The Economic Incentives Task Force, charged with studying city tax abatements, got down to business Wednesday, going through Lawrence's tax-abatement policy page by page.
Among the task force's decisions:
Adding language that gives priority to attracting high-technology and research-based businesses.
Clarifying the policy's direction that jobs created with the use of abatements should meet or exceed average wages in the community.
Eliminating a provision that taxes on existing buildings should not be abated unless they have been "vacant a considerable period of time."
Rejecting a suggestion that no abatements should be given on "personal property" equipment purchased by companies.
That suggestion was made by Lawrence City Commissioner Jim Henry, chairman of the task force, in a draft of a possible new policy. The city never gets to fully tax personal property that has been abated, he said.
"It depreciates so quickly," Henry said, "that there's nothing left to tax when it comes back onto the tax rolls."
Opponents said businesses might shy away from town if they can't get the equipment abatements, and new jobs would be lost.
"How does that encourage expansion of local businesses?" task force member Ernest Angino asked. "How does that make us competitive?"
"Perhaps it protects the populace so that we recoup the taxes," task force member Janet Gerstner said.
Rejection of the provision passed unanimously.

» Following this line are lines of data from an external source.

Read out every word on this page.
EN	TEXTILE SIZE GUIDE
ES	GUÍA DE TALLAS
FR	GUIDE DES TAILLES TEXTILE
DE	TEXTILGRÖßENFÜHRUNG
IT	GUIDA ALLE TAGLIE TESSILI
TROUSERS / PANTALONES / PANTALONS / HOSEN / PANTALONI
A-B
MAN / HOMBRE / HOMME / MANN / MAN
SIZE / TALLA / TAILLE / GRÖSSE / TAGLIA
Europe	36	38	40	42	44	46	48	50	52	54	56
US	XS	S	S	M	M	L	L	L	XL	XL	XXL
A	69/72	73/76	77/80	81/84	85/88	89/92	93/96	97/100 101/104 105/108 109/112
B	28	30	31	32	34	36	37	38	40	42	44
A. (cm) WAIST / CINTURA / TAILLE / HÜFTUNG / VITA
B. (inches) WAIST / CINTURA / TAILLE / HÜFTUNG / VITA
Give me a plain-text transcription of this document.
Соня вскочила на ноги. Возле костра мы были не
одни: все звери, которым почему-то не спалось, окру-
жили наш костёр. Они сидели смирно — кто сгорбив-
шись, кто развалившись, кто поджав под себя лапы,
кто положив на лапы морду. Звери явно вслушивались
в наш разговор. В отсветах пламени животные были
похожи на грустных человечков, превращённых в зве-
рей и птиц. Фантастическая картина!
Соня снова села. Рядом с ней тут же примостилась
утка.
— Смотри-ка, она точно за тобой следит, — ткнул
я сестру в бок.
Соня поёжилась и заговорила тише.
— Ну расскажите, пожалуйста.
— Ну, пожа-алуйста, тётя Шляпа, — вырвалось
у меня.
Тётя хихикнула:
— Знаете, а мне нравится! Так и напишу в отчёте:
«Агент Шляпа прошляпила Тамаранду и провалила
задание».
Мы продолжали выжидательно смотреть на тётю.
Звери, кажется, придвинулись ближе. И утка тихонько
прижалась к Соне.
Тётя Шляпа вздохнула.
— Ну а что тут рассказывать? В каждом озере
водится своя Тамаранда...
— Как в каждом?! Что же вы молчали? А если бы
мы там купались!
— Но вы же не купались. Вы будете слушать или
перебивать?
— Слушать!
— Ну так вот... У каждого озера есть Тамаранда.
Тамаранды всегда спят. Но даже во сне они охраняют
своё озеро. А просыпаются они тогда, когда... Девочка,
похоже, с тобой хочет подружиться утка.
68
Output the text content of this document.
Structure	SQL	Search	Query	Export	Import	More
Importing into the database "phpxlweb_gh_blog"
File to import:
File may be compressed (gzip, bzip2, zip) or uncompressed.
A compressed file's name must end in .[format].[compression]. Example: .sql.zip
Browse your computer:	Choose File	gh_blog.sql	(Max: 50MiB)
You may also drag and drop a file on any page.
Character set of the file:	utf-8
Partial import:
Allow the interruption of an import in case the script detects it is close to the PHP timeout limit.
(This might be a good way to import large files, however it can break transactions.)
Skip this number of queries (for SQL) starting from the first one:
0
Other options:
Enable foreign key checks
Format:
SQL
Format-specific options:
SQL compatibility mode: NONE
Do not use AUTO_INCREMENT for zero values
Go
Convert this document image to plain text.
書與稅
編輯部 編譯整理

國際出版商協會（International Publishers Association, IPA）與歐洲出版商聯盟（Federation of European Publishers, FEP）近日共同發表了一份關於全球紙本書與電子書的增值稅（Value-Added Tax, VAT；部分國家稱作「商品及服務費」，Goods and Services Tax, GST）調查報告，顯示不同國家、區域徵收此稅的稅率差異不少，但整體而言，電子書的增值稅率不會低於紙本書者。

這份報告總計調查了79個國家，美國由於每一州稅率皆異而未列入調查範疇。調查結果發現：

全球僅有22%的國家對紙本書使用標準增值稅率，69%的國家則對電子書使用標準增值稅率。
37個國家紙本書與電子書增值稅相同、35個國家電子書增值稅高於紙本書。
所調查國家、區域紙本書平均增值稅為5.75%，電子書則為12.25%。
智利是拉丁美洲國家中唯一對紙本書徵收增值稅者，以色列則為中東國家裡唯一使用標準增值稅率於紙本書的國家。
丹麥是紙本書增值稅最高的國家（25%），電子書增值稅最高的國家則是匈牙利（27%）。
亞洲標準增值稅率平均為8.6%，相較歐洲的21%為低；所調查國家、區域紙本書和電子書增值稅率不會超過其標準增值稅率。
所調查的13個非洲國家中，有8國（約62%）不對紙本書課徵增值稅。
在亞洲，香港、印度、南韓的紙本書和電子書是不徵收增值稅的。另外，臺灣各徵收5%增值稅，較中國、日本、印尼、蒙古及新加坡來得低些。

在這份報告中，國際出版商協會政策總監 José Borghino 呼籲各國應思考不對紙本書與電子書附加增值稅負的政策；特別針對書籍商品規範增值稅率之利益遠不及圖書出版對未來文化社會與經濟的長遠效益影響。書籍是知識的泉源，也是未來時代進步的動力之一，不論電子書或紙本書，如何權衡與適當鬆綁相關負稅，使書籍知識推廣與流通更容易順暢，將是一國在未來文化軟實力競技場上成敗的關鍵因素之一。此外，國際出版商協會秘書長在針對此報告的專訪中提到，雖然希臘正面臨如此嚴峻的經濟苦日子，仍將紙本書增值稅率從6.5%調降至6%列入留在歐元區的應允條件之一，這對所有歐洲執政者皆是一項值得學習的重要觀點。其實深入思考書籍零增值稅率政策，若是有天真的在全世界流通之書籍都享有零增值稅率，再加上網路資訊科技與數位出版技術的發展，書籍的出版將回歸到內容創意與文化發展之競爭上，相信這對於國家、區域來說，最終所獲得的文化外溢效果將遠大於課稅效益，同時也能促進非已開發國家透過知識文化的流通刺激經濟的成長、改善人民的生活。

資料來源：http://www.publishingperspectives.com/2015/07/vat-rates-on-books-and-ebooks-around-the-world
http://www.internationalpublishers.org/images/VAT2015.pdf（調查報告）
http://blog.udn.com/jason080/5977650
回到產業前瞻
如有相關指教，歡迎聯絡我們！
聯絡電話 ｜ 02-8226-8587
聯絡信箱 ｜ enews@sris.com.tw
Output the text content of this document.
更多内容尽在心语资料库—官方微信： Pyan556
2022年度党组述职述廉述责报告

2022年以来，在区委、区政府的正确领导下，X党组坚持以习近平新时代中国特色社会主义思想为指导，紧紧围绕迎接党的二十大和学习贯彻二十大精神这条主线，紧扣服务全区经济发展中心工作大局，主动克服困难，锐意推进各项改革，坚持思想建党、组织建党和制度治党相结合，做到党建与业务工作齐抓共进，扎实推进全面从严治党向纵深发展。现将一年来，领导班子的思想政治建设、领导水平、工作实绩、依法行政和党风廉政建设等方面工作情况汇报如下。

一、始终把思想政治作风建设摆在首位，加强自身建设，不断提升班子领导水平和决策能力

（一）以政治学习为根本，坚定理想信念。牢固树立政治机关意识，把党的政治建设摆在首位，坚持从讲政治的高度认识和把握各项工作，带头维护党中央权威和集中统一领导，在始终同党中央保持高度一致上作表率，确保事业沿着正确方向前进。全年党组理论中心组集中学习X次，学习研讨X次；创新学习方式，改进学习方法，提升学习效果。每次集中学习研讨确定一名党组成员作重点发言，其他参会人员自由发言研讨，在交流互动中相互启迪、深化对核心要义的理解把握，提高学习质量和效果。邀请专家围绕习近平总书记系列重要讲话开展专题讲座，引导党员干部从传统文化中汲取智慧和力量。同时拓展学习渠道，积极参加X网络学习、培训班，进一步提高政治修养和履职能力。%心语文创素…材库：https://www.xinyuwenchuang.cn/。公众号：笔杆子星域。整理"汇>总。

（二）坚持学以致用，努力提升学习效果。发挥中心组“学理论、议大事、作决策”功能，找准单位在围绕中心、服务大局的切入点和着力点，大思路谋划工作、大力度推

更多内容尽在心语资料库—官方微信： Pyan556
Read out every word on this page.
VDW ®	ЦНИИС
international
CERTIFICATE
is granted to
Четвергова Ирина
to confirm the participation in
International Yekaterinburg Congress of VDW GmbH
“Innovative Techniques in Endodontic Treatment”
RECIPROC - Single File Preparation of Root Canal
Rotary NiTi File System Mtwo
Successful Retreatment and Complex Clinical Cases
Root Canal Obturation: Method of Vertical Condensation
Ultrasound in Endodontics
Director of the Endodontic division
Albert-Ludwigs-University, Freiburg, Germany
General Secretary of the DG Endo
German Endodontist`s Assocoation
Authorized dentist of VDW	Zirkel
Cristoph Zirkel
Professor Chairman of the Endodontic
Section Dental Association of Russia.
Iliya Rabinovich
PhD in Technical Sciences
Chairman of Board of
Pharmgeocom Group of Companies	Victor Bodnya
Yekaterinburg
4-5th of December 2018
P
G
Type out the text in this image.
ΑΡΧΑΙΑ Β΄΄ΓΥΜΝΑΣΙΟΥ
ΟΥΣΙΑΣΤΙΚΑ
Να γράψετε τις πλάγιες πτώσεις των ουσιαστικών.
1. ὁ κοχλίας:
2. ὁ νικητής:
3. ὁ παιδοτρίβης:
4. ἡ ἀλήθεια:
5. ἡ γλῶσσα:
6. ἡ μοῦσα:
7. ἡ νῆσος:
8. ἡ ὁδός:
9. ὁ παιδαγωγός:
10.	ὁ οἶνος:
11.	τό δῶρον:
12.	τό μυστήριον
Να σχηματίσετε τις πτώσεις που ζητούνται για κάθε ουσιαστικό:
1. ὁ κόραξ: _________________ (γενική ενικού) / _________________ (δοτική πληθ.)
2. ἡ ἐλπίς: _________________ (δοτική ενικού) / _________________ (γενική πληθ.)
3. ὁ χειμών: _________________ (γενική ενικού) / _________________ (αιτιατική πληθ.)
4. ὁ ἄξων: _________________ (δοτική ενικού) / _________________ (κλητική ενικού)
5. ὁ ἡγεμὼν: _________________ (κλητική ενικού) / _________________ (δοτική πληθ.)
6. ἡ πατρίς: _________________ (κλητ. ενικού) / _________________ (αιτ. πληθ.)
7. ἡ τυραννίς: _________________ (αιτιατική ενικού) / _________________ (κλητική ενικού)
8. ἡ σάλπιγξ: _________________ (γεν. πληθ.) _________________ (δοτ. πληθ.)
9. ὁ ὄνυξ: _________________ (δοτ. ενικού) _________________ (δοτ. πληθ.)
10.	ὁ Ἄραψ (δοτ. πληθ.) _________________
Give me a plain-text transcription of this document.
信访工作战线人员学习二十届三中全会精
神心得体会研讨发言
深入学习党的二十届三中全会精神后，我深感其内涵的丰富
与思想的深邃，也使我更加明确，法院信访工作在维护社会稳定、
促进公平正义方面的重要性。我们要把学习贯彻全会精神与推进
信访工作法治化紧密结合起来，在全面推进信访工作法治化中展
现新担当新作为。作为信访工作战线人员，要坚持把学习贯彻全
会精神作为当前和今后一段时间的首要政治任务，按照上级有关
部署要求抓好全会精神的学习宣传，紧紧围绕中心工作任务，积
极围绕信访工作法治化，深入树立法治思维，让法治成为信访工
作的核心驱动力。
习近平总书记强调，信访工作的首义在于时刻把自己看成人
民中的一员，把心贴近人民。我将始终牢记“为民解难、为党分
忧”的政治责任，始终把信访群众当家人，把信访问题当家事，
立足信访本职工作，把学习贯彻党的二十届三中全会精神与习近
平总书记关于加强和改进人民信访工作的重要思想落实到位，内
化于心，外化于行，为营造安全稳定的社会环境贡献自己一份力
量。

Up next for the task force: the meat of the abatement policy. Henry's draft suggests giving 30 percent abatements to companies that come out ahead in a cost-benefit analysis and raising the abatement to 50 percent for the companies with the best cost-benefit ratios.
He also suggests linking the length of the abatement to the size of a company's capital investment. At the top end, a company would have to invest $8 million to receive a 10-year abatement.
And Henry would change the composition of the Administrative Review Committee, which reviews abatement requests and makes recommendations to the city commission. It now consists of the mayor, city manager, county administrator and a Lawrence school district representative.
The draft shifts the responsibilities entirely to elected officials: the mayor, a second city commissioner, a county commissioner and a school board member.
The next task force meeting is scheduled for 11 a.m. June 11.